My take is we did it right and preserved our Federal system of government and narrowly avoided a point of economic no return--one that will be felt differently in different parts of the country depending on their approach to the virus. No orangeman and his animal instincts and we would still be on a federally mandated lockdown. Here in Dixie, we've been free almost the whole time.

There is no excuse for having an infatuation with socialism in 2020. In 1920, yes, but in 2020, you have to wade through the thousands of books that document the carnage. No one who thinks clearly can be a socialist at this point. Just bought hardbacks of Martin Malia and Richard Pipes for $4 each. No excuses not to know.

"If all of this sounds incredibly stupid, with no obvious relationship to any moral problem that an ordinary human is likely to encounter, that’s because it is. And yet it is an “iconic philosophical thought experiment,” one which “has occupied the attention of brilliant minds, from academic ethicists to moral psychologists to engineers.”

That reminds me of why I left graduate school to pursue a life of the mind by reading books and travelling to ancient historical sites. I had to get away from what the university had become; there is no more hostile place to wisdom than the modern university.

Sam L. said...

As I see it, the apparent solution would be to crank the turning rail half-way to the other line and have the trolley come off the tracks. many passengers are on the trolley?

David Foster said...

Andre Malraux was listening to a Soviet bureaucrat going on about how Communism would lead to perfect happiness for all: Malraux raised his hand and asked "What about the child run over by a streetcar?"

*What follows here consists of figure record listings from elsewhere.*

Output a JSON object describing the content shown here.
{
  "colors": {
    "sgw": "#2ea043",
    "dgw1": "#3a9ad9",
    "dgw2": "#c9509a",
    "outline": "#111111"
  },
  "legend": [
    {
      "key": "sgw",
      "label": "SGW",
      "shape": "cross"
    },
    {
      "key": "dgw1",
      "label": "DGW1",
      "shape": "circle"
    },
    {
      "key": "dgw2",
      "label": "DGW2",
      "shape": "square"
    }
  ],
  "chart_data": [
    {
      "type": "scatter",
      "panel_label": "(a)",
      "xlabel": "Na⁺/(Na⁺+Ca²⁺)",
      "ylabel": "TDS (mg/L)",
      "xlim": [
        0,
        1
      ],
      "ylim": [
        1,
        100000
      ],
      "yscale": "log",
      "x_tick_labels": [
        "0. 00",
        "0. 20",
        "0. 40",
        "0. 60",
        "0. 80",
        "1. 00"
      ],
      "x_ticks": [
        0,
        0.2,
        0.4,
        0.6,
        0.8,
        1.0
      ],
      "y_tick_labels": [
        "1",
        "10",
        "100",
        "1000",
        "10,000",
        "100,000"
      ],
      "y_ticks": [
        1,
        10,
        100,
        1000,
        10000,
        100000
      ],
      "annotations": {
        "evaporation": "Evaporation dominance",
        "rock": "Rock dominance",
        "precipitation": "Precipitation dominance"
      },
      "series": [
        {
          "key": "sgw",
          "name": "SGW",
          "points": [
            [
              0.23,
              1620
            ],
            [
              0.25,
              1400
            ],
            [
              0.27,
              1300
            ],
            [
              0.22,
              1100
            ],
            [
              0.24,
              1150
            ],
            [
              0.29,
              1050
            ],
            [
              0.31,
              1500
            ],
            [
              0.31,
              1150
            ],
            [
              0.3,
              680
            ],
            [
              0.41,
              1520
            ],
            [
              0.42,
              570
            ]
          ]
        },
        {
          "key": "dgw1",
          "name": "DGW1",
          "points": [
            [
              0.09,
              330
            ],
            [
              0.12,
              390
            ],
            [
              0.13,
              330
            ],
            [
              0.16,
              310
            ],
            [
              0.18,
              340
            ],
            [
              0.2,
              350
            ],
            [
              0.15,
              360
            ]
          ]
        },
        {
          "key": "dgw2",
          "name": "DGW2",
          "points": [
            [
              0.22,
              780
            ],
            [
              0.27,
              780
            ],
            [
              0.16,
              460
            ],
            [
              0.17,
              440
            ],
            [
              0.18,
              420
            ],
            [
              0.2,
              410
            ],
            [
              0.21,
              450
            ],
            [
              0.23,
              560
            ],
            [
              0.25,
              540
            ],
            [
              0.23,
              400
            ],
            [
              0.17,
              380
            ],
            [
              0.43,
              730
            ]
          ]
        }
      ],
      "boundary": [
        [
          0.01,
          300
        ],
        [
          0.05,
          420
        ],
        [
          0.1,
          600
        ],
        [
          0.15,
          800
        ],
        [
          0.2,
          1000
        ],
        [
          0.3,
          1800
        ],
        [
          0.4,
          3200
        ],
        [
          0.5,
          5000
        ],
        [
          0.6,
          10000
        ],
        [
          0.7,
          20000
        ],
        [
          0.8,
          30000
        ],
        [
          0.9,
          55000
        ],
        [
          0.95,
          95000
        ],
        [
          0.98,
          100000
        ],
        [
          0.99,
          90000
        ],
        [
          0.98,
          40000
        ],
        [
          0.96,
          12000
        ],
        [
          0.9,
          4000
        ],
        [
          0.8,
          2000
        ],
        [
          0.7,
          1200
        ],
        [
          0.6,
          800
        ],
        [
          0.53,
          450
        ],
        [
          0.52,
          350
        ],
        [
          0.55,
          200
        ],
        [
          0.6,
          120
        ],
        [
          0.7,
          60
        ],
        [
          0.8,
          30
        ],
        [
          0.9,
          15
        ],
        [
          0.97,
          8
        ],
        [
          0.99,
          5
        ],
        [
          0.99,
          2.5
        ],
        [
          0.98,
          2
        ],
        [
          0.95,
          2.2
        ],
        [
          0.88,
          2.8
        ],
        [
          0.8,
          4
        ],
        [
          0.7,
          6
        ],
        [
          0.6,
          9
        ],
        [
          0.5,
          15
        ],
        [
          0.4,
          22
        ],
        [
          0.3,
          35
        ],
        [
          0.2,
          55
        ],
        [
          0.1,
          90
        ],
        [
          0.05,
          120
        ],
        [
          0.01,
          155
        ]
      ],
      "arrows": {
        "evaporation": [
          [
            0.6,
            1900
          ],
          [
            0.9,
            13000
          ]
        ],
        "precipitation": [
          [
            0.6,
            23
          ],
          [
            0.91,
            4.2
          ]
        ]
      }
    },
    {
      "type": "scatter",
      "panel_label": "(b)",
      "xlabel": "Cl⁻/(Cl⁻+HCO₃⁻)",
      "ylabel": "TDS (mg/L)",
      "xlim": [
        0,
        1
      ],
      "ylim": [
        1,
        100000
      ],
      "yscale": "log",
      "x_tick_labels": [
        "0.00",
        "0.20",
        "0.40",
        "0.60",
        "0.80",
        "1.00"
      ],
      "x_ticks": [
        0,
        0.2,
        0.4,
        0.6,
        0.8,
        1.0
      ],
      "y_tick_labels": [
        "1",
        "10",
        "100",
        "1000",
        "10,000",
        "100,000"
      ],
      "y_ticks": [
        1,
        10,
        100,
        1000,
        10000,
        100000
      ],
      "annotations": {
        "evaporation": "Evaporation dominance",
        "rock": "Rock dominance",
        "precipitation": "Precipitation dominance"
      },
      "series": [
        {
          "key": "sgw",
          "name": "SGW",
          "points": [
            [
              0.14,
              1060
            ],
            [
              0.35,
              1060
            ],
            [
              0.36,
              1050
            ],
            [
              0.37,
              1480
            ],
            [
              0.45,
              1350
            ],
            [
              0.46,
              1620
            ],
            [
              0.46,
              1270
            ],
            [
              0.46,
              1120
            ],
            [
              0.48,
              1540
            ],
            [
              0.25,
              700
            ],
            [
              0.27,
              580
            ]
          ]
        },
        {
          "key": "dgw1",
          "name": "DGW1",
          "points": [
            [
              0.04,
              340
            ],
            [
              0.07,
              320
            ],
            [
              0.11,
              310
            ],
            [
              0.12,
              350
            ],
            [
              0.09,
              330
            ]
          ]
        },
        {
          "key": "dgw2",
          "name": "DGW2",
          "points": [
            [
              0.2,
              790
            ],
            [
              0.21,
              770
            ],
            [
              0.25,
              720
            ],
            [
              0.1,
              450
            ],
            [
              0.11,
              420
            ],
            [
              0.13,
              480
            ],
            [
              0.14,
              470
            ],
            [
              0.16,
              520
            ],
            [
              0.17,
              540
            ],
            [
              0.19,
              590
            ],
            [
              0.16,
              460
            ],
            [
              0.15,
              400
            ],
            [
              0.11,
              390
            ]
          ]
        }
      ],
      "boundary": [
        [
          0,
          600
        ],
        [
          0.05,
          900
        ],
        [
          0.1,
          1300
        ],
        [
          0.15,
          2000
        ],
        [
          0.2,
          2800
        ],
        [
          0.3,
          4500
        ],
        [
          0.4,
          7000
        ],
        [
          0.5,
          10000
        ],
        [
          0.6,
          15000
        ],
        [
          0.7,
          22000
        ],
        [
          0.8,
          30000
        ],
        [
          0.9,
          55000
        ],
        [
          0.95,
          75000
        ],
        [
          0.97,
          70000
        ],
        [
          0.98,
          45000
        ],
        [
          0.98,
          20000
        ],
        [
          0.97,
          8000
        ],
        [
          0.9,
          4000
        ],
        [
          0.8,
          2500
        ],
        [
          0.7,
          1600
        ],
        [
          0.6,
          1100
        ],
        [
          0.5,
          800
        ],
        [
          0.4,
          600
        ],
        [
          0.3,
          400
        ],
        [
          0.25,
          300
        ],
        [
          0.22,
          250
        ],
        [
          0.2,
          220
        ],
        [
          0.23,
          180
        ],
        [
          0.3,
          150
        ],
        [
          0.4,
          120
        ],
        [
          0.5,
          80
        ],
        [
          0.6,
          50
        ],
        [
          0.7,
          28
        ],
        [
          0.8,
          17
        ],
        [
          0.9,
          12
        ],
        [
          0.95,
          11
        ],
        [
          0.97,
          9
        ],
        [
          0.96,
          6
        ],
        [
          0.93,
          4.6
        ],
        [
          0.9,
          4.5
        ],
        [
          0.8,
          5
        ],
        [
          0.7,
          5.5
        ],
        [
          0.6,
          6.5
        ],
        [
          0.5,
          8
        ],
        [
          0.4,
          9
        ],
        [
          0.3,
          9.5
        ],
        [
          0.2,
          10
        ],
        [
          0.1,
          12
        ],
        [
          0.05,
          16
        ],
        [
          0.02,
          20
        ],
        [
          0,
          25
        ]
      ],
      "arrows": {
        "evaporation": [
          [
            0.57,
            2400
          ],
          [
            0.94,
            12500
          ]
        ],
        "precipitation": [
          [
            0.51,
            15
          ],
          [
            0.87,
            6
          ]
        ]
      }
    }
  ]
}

"Under a planned Socialist transportation system," the bureaucrat replied, "There will be no accidents."

Robinson's analysis is so jejune that it's hard to imagine that he has written much that's worth reading.

David Foster said...

Sam L's comment reminds of the movie 'Runaway Train', which I just realized could be considered as an example of the Trolley Problem.

Two cons have broken out of a maximum-security prison and hopped a freight train. They realize with horror that the engineer has had a heart attack...the cons have no way to control the train, not only because they don't know anything about train-runnning, but because the way the engine is coupled to the first car makes it inaccessible to them.

There turns out to also be another person aboard the train, a young woman who is a maintenance worker.

The train is picking up speed, and it may well derail just about the point at which there is a chemical factory.

The railroad is operated by Centralized Traffic Control, so that the Train Dispatcher can remotely control all mainline switches.

You are the responsible executive. If you do nothing, the train will likely derail and wipe out the chemical plant, with catastrophic results. But there is available a switch...which leads to an abandoned and snow-covered line. Turn the train onto that line at its current rate of speed, and the two cons..and the innocent woman...will die.

What is your order to the Train Dispatcher?

Anonymous said...

As I remember, in the Medical field, it's called Triage,
...and no, you're not allowed to panic, which would cost yet more lives

ErisGuy said...

Churchill said that only one man could have aborted World War I before it got completely out of control. I believe that he said the same about World War II.

Fun dinner conversation with as strong a link to reality as "what if Xerxes had the Yamamoto."

Giordano Bruno said...

ErisGuy, does he get the Japanese sailors along with it, or does he have to operate it with passive, Persian pederasts? I'll give you the Yamamoto, staffed with Persian pederasts, in exchange for Artemisia.